Fantasy fiction has an image problem. Literary beard-strokers have long taken issue with books of magyk and faeries and daemons – unserious, they say; childish; “not another fucking elf”.
The revered Kazuo Ishiguro wandered into this disputed territory with his last novel, The Buried Giant, which featured – of all things! – a dragon. What was a canonical writer like Ishiguro doing, asked his critics, lowering himself like this?
Well, The Buried Giant was great, and its dragon rocked. Then Ishiguro won the Nobel. Yah-boo to the snobs.
Alex Pheby is similarly fresh to fantasy. A “serious” author whose last novel was based on the troubled life of James Joyce’s daughter Lucia, his Mordew is an emphatic, head-up-shoulders-back stride into the genre. Pheby isn’t doing things by half: this is the first in what promises to be a blazingly good trilogy. Well done, Galley Beggar, for having the vision to back him.

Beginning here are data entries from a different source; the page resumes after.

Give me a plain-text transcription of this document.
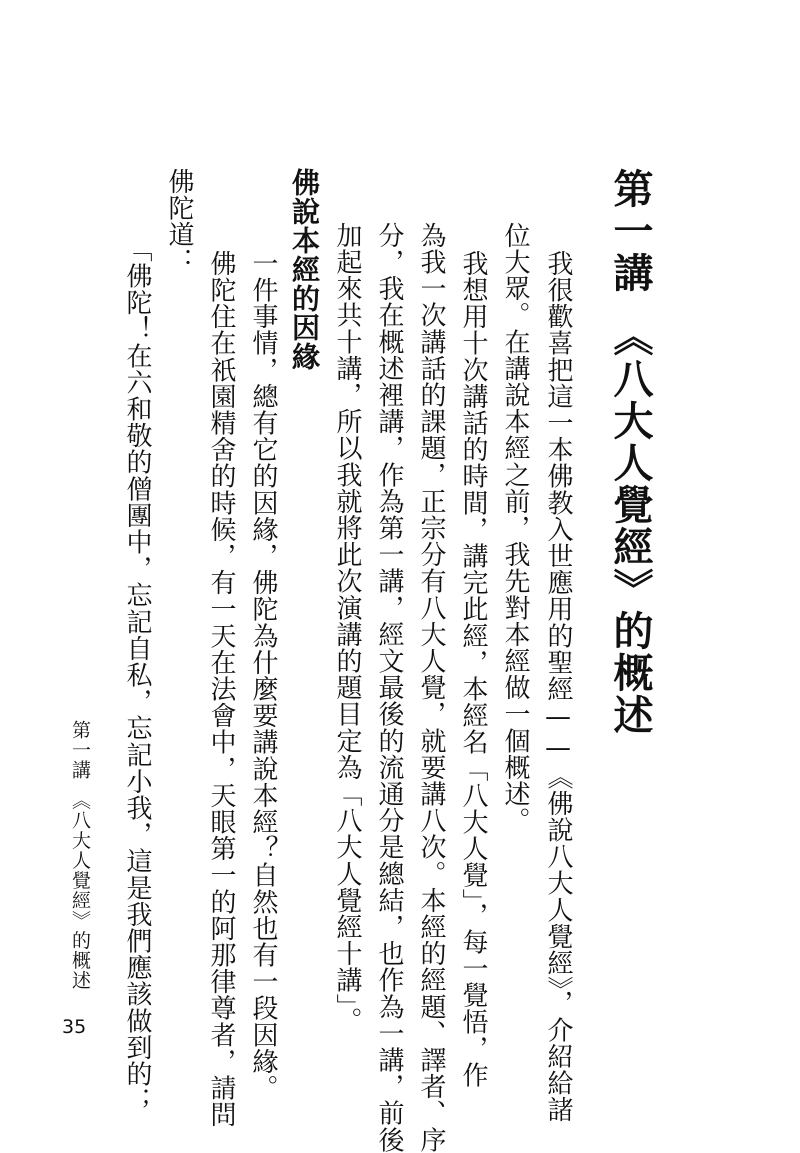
第一講　《八大人覺經》的概述
我很歡喜把這一本佛教入世應用的聖經——《佛說八大人覺經》，介紹給諸
位大眾。在講說本經之前，我先對本經做一個概述。
我想用十次講話的時間，講完此經，本經名「八大人覺」，每一覺悟，作
為我一次講話的課題，正宗分有八大人覺，就要講八次。本經的經題、譯者、序
分，我在概述裡講，作為第一講，經文最後的流通分是總結，也作為一講，前後
加起來共十講，所以我就將此次演講的題目定為「八大人覺經十講」。
佛說本經的因緣
一件事情，總有它的因緣，佛陀為什麼要講說本經？自然也有一段因緣。
佛陀住在祇園精舍的時候，有一天在法會中，天眼第一的阿那律尊者，請問
佛陀道：
「佛陀！在六和敬的僧團中，忘記自私，忘記小我，這是我們應該做到的；
第一講　《八大人覺經》的概述
35
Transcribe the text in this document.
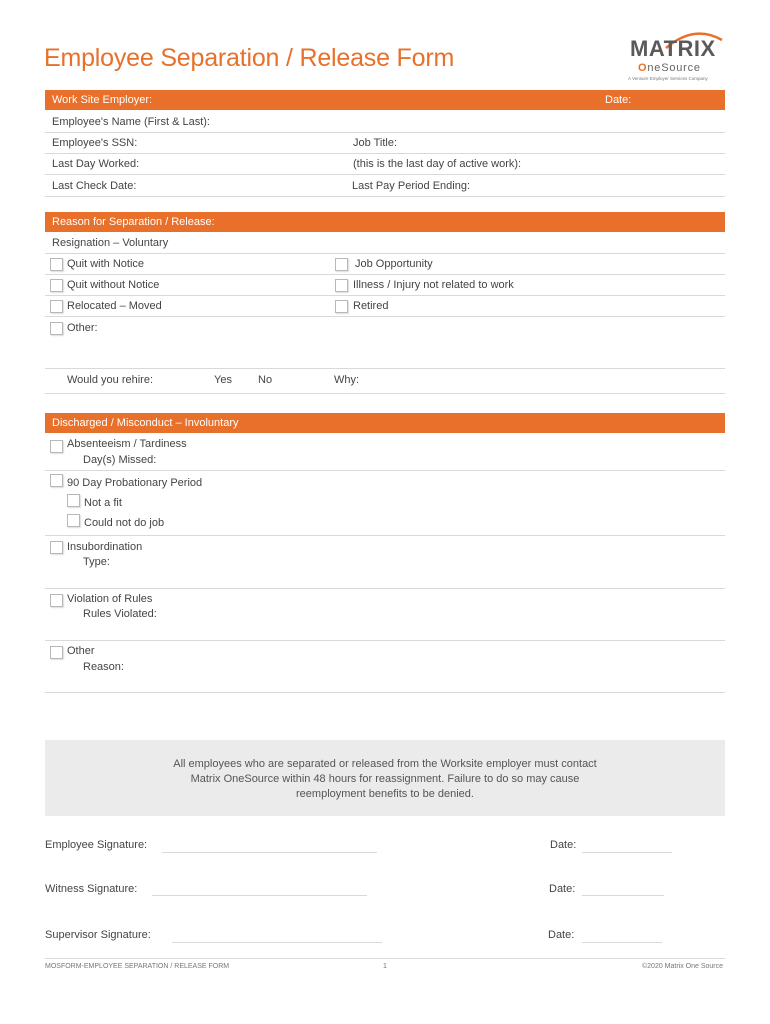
Employee Separation / Release Form	MATRIX
OneSource
A Vensure Employer Services Company
Work Site Employer:	Date:
Employee's Name (First & Last):
Employee's SSN:	Job Title:
Last Day Worked:	(this is the last day of active work):
Last Check Date:	Last Pay Period Ending:
Reason for Separation / Release:
Resignation – Voluntary
Quit with Notice	Job Opportunity
Quit without Notice	Illness / Injury not related to work
Relocated – Moved	Retired
Other:
Would you rehire:	Yes No	Why:
Discharged / Misconduct – Involuntary
Absenteeism / Tardiness
Day(s) Missed:
90 Day Probationary Period
Not a fit
Could not do job
Insubordination
Type:
Violation of Rules
Rules Violated:
Other
Reason:
All employees who are separated or released from the Worksite employer must contact
Matrix OneSource within 48 hours for reassignment. Failure to do so may cause
reemployment benefits to be denied.
Employee Signature:	Date:
Witness Signature:	Date:
Supervisor Signature:	Date:
MOSFORM-EMPLOYEE SEPARATION / RELEASE FORM	1	©2020 Matrix One Source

Pheby infuses the pages with a crackling, animating magic of his own
Nathan Treeves lives with his ailing parents in a freezing, wet and muddy slum. Above them, the city of Mordew rises in status and wealth until it reaches its pinnacle – the home of the enigmatic, all-powerful Master. As the story develops it becomes clear there’s more to Nathan and his parents than is first apparent. He is the inheritor of magical powers and a name that will pit him against the mighty and manipulative Master.
So far, so standard – so Tolkien, so Gormenghast. But also, so Dickens. Pheby infuses the pages with a crackling, animating magic of his own. When I say he isn’t doing things by half, I mean it. He has constructed not just a city, but a society, an economy, a system of nature, even a profound structure of philosophical belief, all explained in a large, captivating glossary at the back. God is dead, murdered, his body stored in the catacombs below Mordew; in his place, demigods like the Master rule with wanton cruelty. Charismatic, grotesque (and often genuinely funny) characters abound. There are delicious teases of the wider world that will be explored in the subsequent volumes. There are even hints of dragons. A serious book, for serious people.